Je dois avoir l’air terriblement idiot, affalé dans le sable comme un ivrogne, déséquilibré par son petit jeu destiné à prouver qu’il n’était pas saoul. « Mais la Terre ne fait pas que tourner, elle tangue aussi ! ». Je souris de moi-même. Personne ne m’a vu. Les étoiles ont filé. Je suis heureux. C’est mon petit secret.
Un commentaire
Enfin un premier article que je lis avec délectation ce matin, par petites goulées comme on déguste un bon vin. Je sais bien que je manque sûrement d’objectivité, mais peu m’importe… je le trouve délicieux, sensible, raffiné tout comme toi mon chéri. Je laisse le soin aux autres de te faire des critiques constructives si besoin, moi je le trouve merveilleux.
Merci pour ce partage Émile et pour cette écriture magnifique et sensible. Hâte de lire la suite !
Fantastique Émile. Doux et rythmé, bienveillant mais incisif. J’attends le ressac pour lire les suivants.
Très bel article Émile! Je retrouve des sensations que j’avais laissé, la bas, au Brésil. Continu de danser avec les étoiles, j’ai hâte de lire le prochain!
Je viens de me faire un bon petit plaisir à te lire, ton voyage paye déjà ! J’ai hâte de lire la suite 😀
Ils ont raison tes camarades.
Tu l’as bien respiré, jusqu’au fin fond de tes poumons, ce présent qui t’émeut et que tu honores largement par ton écriture sensible.

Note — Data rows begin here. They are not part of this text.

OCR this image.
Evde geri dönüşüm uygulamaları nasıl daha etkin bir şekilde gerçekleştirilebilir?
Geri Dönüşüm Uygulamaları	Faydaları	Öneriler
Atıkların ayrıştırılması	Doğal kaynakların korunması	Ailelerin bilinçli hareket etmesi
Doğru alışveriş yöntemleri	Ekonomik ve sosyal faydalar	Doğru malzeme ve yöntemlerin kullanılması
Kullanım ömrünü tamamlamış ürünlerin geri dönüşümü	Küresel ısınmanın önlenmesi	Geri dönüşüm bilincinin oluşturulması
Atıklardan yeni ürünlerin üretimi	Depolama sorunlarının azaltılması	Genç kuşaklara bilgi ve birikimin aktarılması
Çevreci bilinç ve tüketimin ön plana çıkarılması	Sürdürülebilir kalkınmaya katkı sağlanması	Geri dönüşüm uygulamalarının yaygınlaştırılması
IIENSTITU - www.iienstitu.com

Puisse ton « petit secret » t’habiter longtemps pour te faire voyager encore dans l’univers, du grain de sable jusqu’aux étoiles, et qu’avec ton empathie heureuse tu parviennes à t’immiscer dans les sommeils du poisson qui dort les yeux ouverts et de Maria-Isabel, dont le corps est tout en boule mais les rêves étirés probablement jusqu’au petit matin.
Il en sera de même pour les nôtres (de rêves) : ton texte est une douce berceuse, un chant du monde qui apaise et rappelle à ce fichu présent qu’on cherche toujours là où il n’est pas.
Merci pour ta plume ! Elle fait l’effet d’un grand, bon vent. Je souhaite sincèrement qu’elle te mènera là où te le souhaites.